David Brody of CBNNews has a post up describing on possible point of contention between religious conservatives and President-elect Barack Obama's pick for the Department of Education, Arne Duncan: his support for Pride Campus, a proposal for a Chicago public school that would be "deliberately welcoming of lesbian, gay, bisexual and transgender (LGBT) teens." Pride Campus, which was a concept designed by the faculty of Chicago's Social Justice High School, was intended to address the shortfall in performance among LGBT teens by offering an environment that would not be...you know, hostile to their existence.
A 2005 [Chicago Public Schools] survey found that lesbian, gay and bisexual students were twice as likely as straight students to be threatened at school, two to four times more likely to report being treated for an injury resulting from a fight and two to four times more likely to be the victim of sexual assault.

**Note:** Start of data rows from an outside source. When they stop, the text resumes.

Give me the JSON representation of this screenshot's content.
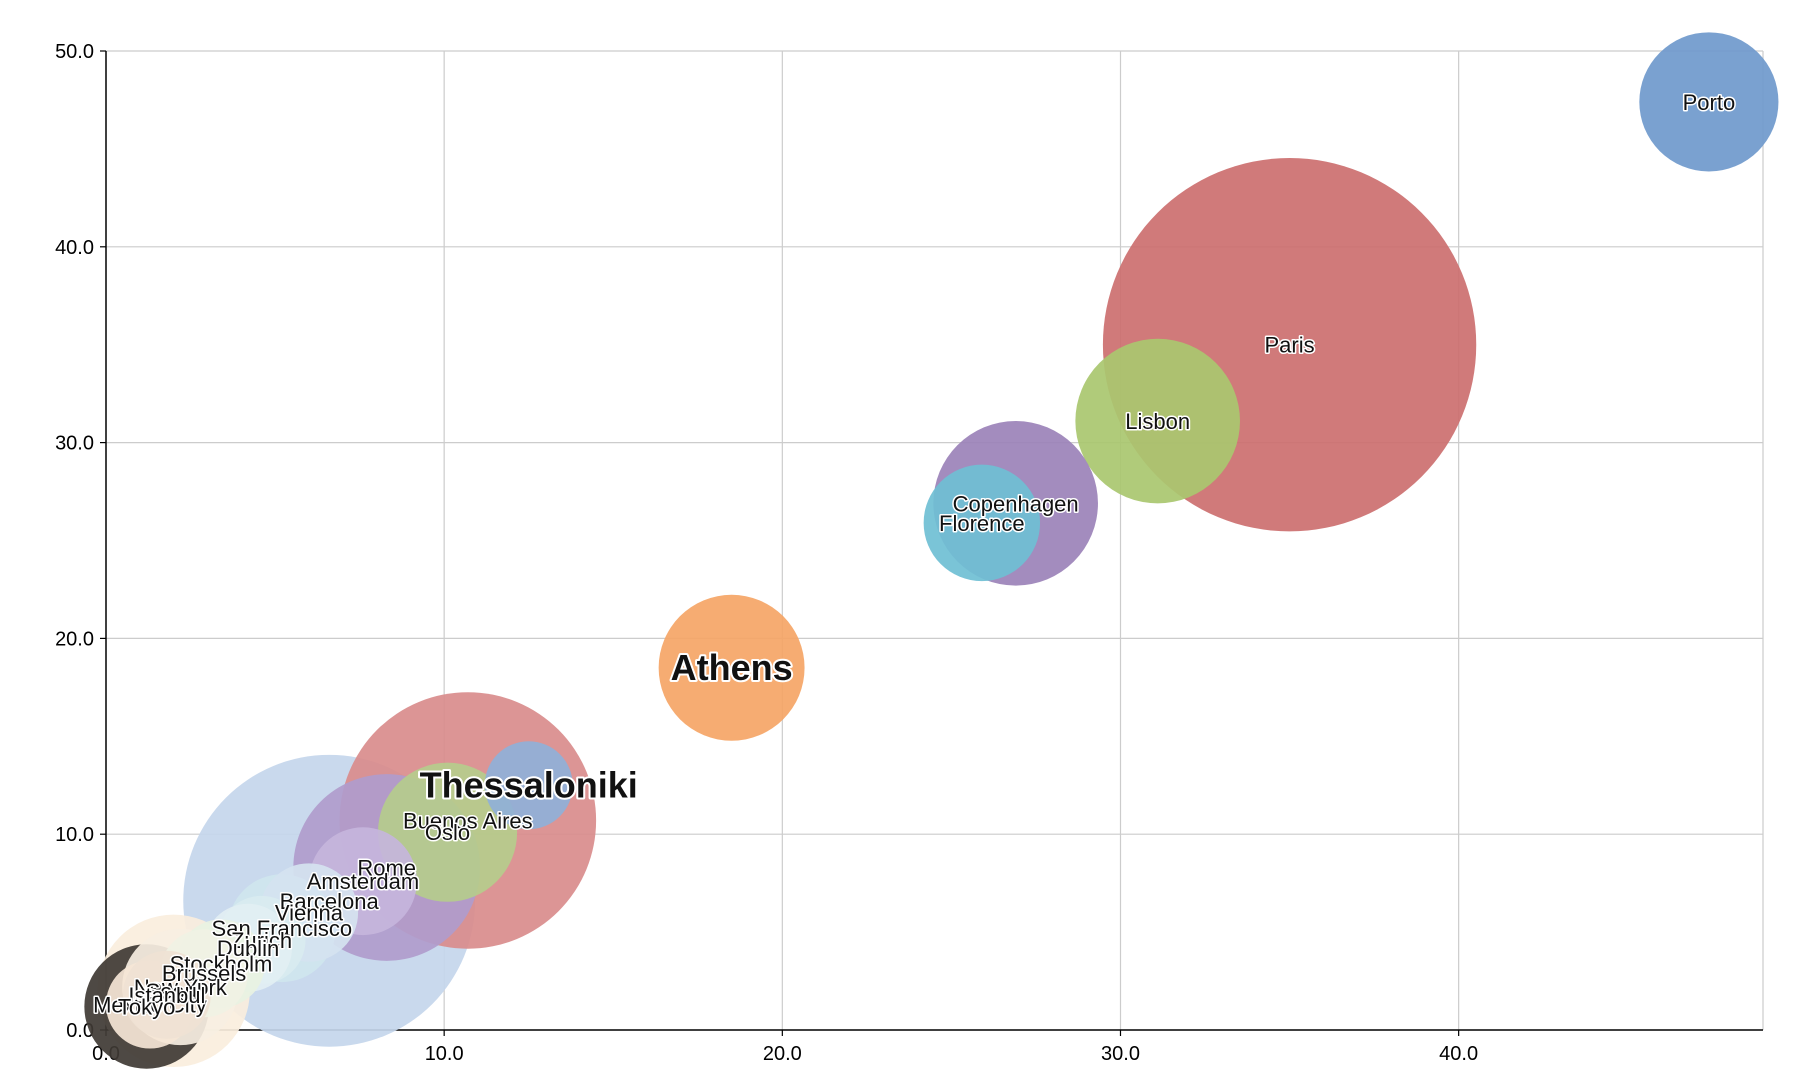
{
  "chart_data": {
    "type": "scatter",
    "title": "",
    "xlabel": "",
    "ylabel": "",
    "xlim": [
      0,
      49
    ],
    "ylim": [
      0,
      50
    ],
    "x_ticks": [
      "0.0",
      "10.0",
      "20.0",
      "30.0",
      "40.0"
    ],
    "y_ticks": [
      "0.0",
      "10.0",
      "20.0",
      "30.0",
      "40.0",
      "50.0"
    ],
    "x_tick_values": [
      0,
      10,
      20,
      30,
      40
    ],
    "y_tick_values": [
      0,
      10,
      20,
      30,
      40,
      50
    ],
    "grid": true,
    "points": [
      {
        "label": "Porto",
        "x": 47.4,
        "y": 47.4,
        "size": 5.0,
        "color": "#6f99cc",
        "emphasis": false
      },
      {
        "label": "Paris",
        "x": 35.0,
        "y": 35.0,
        "size": 36.0,
        "color": "#cc6f6f",
        "emphasis": false
      },
      {
        "label": "Lisbon",
        "x": 31.1,
        "y": 31.1,
        "size": 7.0,
        "color": "#a9c76f",
        "emphasis": false
      },
      {
        "label": "Copenhagen",
        "x": 26.9,
        "y": 26.9,
        "size": 7.0,
        "color": "#9b82b8",
        "emphasis": false
      },
      {
        "label": "Florence",
        "x": 25.9,
        "y": 25.9,
        "size": 3.5,
        "color": "#6fbfd4",
        "emphasis": false
      },
      {
        "label": "Athens",
        "x": 18.5,
        "y": 18.5,
        "size": 5.5,
        "color": "#f5a566",
        "emphasis": true
      },
      {
        "label": "Thessaloniki",
        "x": 12.5,
        "y": 12.5,
        "size": 2.0,
        "color": "#8fb0d8",
        "emphasis": true
      },
      {
        "label": "Buenos Aires",
        "x": 10.7,
        "y": 10.7,
        "size": 17.0,
        "color": "#d98c8c",
        "emphasis": false
      },
      {
        "label": "Oslo",
        "x": 10.1,
        "y": 10.1,
        "size": 5.0,
        "color": "#b5cc8c",
        "emphasis": false
      },
      {
        "label": "Rome",
        "x": 8.3,
        "y": 8.3,
        "size": 9.0,
        "color": "#b09ccc",
        "emphasis": false
      },
      {
        "label": "Amsterdam",
        "x": 7.6,
        "y": 7.6,
        "size": 3.0,
        "color": "#c5b5dc",
        "emphasis": false
      },
      {
        "label": "Barcelona",
        "x": 6.6,
        "y": 6.6,
        "size": 22.0,
        "color": "#c4d6ec",
        "emphasis": false
      },
      {
        "label": "Vienna",
        "x": 6.0,
        "y": 6.0,
        "size": 2.5,
        "color": "#d5e3f0",
        "emphasis": false
      },
      {
        "label": "San Francisco",
        "x": 5.2,
        "y": 5.2,
        "size": 3.0,
        "color": "#cfe6ee",
        "emphasis": false
      },
      {
        "label": "Zurich",
        "x": 4.6,
        "y": 4.6,
        "size": 2.0,
        "color": "#d9ecf0",
        "emphasis": false
      },
      {
        "label": "Dublin",
        "x": 4.2,
        "y": 4.2,
        "size": 2.0,
        "color": "#e2eff3",
        "emphasis": false
      },
      {
        "label": "Stockholm",
        "x": 3.4,
        "y": 3.4,
        "size": 2.0,
        "color": "#e8f2e2",
        "emphasis": false
      },
      {
        "label": "Brussels",
        "x": 2.9,
        "y": 2.9,
        "size": 2.0,
        "color": "#f0f2e4",
        "emphasis": false
      },
      {
        "label": "New York",
        "x": 2.2,
        "y": 2.2,
        "size": 3.5,
        "color": "#f7efe2",
        "emphasis": false
      },
      {
        "label": "Seoul",
        "x": 2.0,
        "y": 2.0,
        "size": 6.0,
        "color": "#faeedd",
        "emphasis": false
      },
      {
        "label": "Mexico City",
        "x": 1.3,
        "y": 1.3,
        "size": 2.0,
        "color": "#f5e6d6",
        "emphasis": false
      },
      {
        "label": "Istanbul",
        "x": 1.8,
        "y": 1.8,
        "size": 2.0,
        "color": "#efe2d4",
        "emphasis": false
      },
      {
        "label": "Tokyo",
        "x": 1.2,
        "y": 1.2,
        "size": 4.0,
        "color": "#3f3a34",
        "emphasis": false
      }
    ]
  }
}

The survey also found that lesbian, gay and bisexual teens were three to four times more likely than straight students to report attempting suicide. The survey did not collect data on transgender youth.
The overarching concept of the initiative is something that Brody either doesn't care about or doesn't believe, because he's happy to gloss over it:
Look, I know how this will be spun. Some will say this isn't really a "gay high school". It's really more a safe place and an educational environment that will cater towards gay and lesbians. But folks, let's be real here. It's a high school for gay students. Plain and simple.
More to the point, Brody believes that the matter could prove to be something that "Republican Senators" might "raise a fuss about this during his confirmation hearing."
While the idea of a gay high school may be troubling for some, the problem for Obama is that a pick like this doesn't portray him in such a centrist way. It gives the impression that he's nominating wild liberals to his Cabinet. Arne Duncan may have the total package and be a great Education secretary but with pushing ideas like a gay high school will make social conservatives wonder what he will be pushing next.
Of course, Brody makes it seem as if the "gay high school" is an idea that Duncan is actively backing and might push for in the future. He very carefully avoids mention of the fact that the idea was watered-down considerably after a meeting between Duncan and evangelical ministers.